The cause this time was not a mystery. A global pandemic and its ensuing lockdowns made people consider things like prepping and survival in emergency situations. What was your plan if the global supply chain was disrupted? For some this meant starting a small garden and maybe getting a few chickens, for others it mean a full scale devotion to a prepared lifestyle. Out of the city, into the country, growing all your own food and canning and baking became trendy again. Even in the 2020 census rural populations were increasing, and a 2022 study by University of New Hampshire demographer Ken Johnson indicated that in spite of higher death rates due to Covid-19, roughly a third of rural counties gained population between 2020 and 2021.

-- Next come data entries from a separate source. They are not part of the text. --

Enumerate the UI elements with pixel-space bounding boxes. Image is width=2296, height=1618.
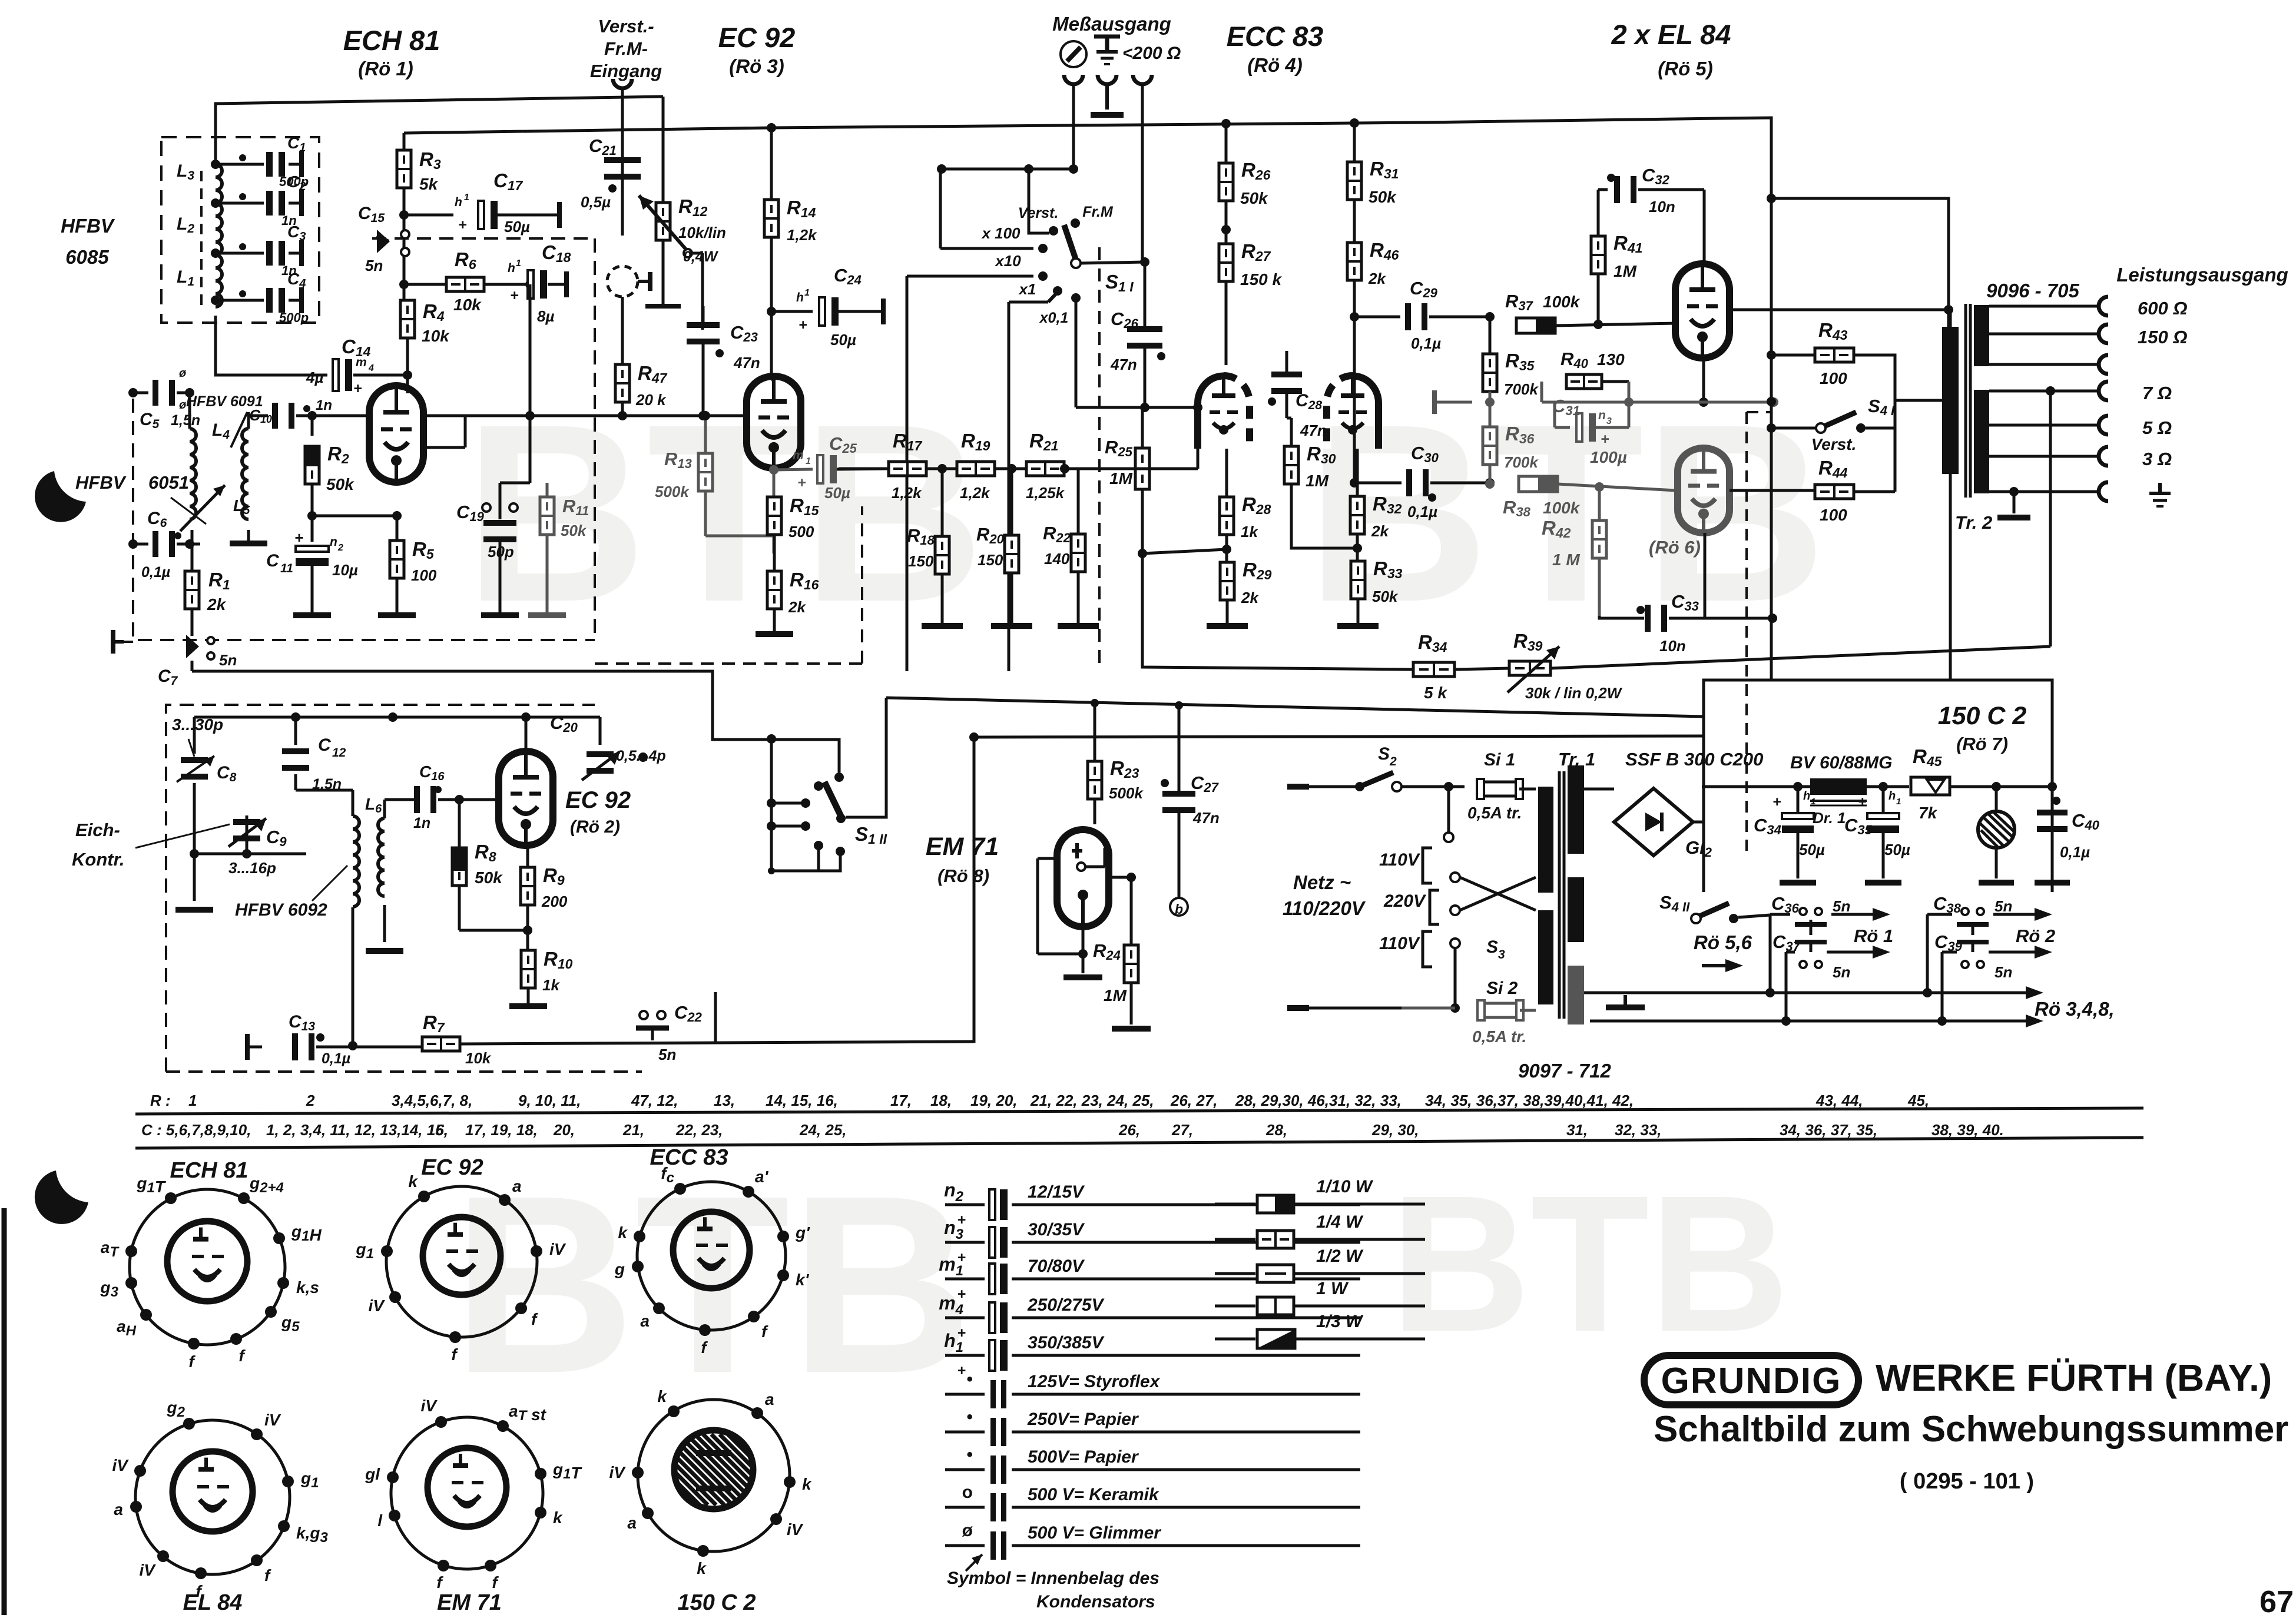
svg-text:1k: 1k [542,976,560,994]
wire Rö5 top bus [0,0,1,1]
pinout ECC 83 [614,1164,810,1357]
wire Verst contact left [1029,200,1049,233]
svg-text:Verst.: Verst. [1811,435,1857,453]
svg-text:Netz ~: Netz ~ [1293,871,1351,893]
capacitor C33 [1599,591,1705,655]
wire R38 node R42 [1595,482,1604,520]
svg-text:125V= Styroflex: 125V= Styroflex [1028,1372,1161,1391]
ground stub near C20 [627,752,660,762]
node bus R14 [767,123,776,132]
title ECC 83 (Rö 4) [1227,21,1324,76]
svg-text:14, 15, 16,: 14, 15, 16, [766,1092,838,1109]
resistor R5 [378,516,437,618]
svg-text:13,: 13, [714,1092,735,1109]
resistor R30 [1284,418,1362,553]
potentiometer R12 [639,195,726,330]
wire EM71 right to R24 [1109,873,1136,945]
svg-text:b: b [1175,901,1183,917]
svg-text:5n: 5n [365,257,383,274]
resistor R31 [1347,123,1399,206]
dashed box lower oscillator [166,705,642,1072]
svg-text:a': a' [755,1168,769,1186]
label EM 71 (Rö 8) [926,833,999,886]
wire EM71 cathode [1063,927,1102,980]
tube Rö4a ECC83 left [1198,376,1250,449]
svg-text:+: + [799,317,807,333]
svg-text:110V: 110V [1379,934,1421,953]
svg-text:+: + [510,287,519,304]
capacitor C6 [128,509,200,581]
svg-text:+: + [957,1325,966,1341]
wire C25 to R17 [0,0,1,1]
label Verst.-Fr.M-Eingang [590,16,662,81]
svg-text:100: 100 [1820,369,1847,387]
svg-text:0,1µ: 0,1µ [322,1050,350,1067]
capacitor C23 [687,322,760,372]
svg-text:S: S [1486,937,1498,957]
capacitor C5 [128,367,200,431]
wire Rö6 anode right [1730,489,1817,492]
tube Rö8 EM71 [1057,830,1109,927]
wire C26 bottom rail [1076,403,1202,412]
svg-text:1k: 1k [1241,523,1258,541]
svg-text:EM 71: EM 71 [437,1590,502,1615]
svg-text:29, 30,: 29, 30, [1371,1121,1419,1139]
label S1-II [855,823,887,847]
svg-text:1, 2, 3,4, 11, 12, 13,14, 15,: 1, 2, 3,4, 11, 12, 13,14, 15, [266,1121,448,1139]
wire L6 left bottom [348,907,357,1050]
svg-text:10µ: 10µ [332,561,358,579]
wire bridge output [0,0,1,1]
pinout EL 84 [112,1398,329,1600]
svg-text:1: 1 [1896,797,1901,807]
capacitor C16 [413,762,499,831]
node R28-R29 [1142,535,1231,562]
capacitor C36 [1771,893,1850,935]
tube Rö6 EL84 gray [1678,448,1730,533]
svg-text:10n: 10n [1659,637,1686,655]
terminal Messausgang signal [1133,75,1152,261]
wire choke line [1702,785,1909,788]
svg-text:k: k [618,1224,628,1242]
capacitor C40 [2035,787,2100,886]
wire R27 to anode [1225,281,1228,365]
svg-text:g: g [614,1260,625,1278]
svg-text:20 k: 20 k [635,391,667,409]
resistor R26 [1219,124,1271,207]
wire R2-R5 link [312,511,402,520]
svg-text:h: h [1889,790,1896,803]
svg-text:Kondensators: Kondensators [1036,1592,1155,1612]
svg-text:2k: 2k [1371,522,1389,540]
svg-text:9, 10, 11,: 9, 10, 11, [518,1092,581,1109]
wire R31-R46 [1353,200,1356,243]
title EC 92 (Rö 3) [718,22,796,77]
svg-text:200: 200 [541,893,568,910]
svg-text:18,: 18, [930,1092,952,1109]
inductor L6 [353,795,385,907]
selector crossing wires [1450,873,1536,915]
svg-text:1,5n: 1,5n [171,412,200,429]
resistor R3 [397,133,441,193]
gray cathode rail [1542,382,1778,407]
svg-text:1: 1 [804,288,810,298]
wire sec 5ohm [1989,416,2172,438]
wire top-left feed [216,97,663,165]
voltage selector 110V [1379,848,1432,883]
wire R25 bottom to rail [1141,552,1144,555]
svg-text:10k: 10k [422,327,450,345]
wire R26-R27 [1221,201,1231,244]
label Leistungsausgang [2116,264,2288,286]
wire Rö2 anode up [525,717,528,751]
wire feedback rail [1142,553,1416,669]
svg-text:+: + [458,217,467,233]
margin line [2,1208,7,1615]
resistor R4 [400,300,450,345]
svg-text:67: 67 [2259,1585,2294,1615]
wire Rö1 heater bottom [1786,946,1890,1021]
svg-text:x1: x1 [1018,280,1036,298]
svg-text:ECH 81: ECH 81 [170,1158,248,1183]
wire tube Rö1 anode right [423,411,535,420]
wire R39 right [1550,646,2050,668]
svg-text:5n: 5n [1994,963,2012,981]
wire rail y1255 [0,0,1,1]
resistor R22 [1043,469,1099,629]
wire Rö6 cathode to C33 [1705,533,1777,623]
svg-text:ø: ø [179,367,186,380]
tube Rö5 EL84 [1675,264,1730,358]
label Eich-Kontr [72,820,230,870]
wire HT bus [404,118,1771,402]
wire Rö3 cathode [769,465,778,553]
transformer Tr2 core [1966,304,1970,498]
svg-text:600 Ω: 600 Ω [2138,298,2188,319]
wire primary vertical [1949,310,1952,680]
svg-text:47n: 47n [1192,809,1220,827]
svg-text:500k: 500k [655,483,690,500]
transformer Tr1 secondary [1568,765,1584,1024]
svg-text:2: 2 [337,543,343,553]
svg-text:21, 22, 23, 24, 25,: 21, 22, 23, 24, 25, [1030,1092,1154,1109]
svg-text:17,: 17, [890,1092,912,1109]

Modern day homesteaders have their own motivations and goals. Just as the back-to-the-landers were distinct from the Homestead Act homesteaders, today’s movement is motivated and acted upon differently, and faces its own challenges in outside perception. One thing does seem consistent from the 1960s, however. Homesteading is often considered an act of political defiance. To become self sufficient is to thumb one’s nose as the government that tries to provide for you — or control you, as the case may be.
According to Anneli Carter-Sundqvist’s A Homesteader’s Year on Deer Isle (2014) “Perhaps one of the most common motivations to homestead is to gain a sense of security over basic needs such as food, water, shelter and finances – especially when facing an uncertain future.”
There’s no question that today we face uncertainty in the world around us. Our climate is changing and the pandemic brought to light previously unconsidered fears. But is homesteading truly an act of political resistance? Or is it the last refuge of the fearful? In the upcoming essays we will look at Homesteading as an act of political resistance and consider the modern day motivations to homestead.
Note: back-to-the-land movements have much more history than these peaks and valleys. There are examples of more urban back-to-the-land efforts in the early 20th Century, the agrarian dreams of Thoreau long before the Homestead Act, and European movements before then. This essay focuses on the times that agrarian movements have associated themselves with the word “homesteader”.
This is wonderful, so informative and well written. Absolutely fascinating! Thank you.
What an incredibly informative post! Thank you for sharing your knowledge here— I’m excited for your work to come. Substack is turning into a really neat place, I think!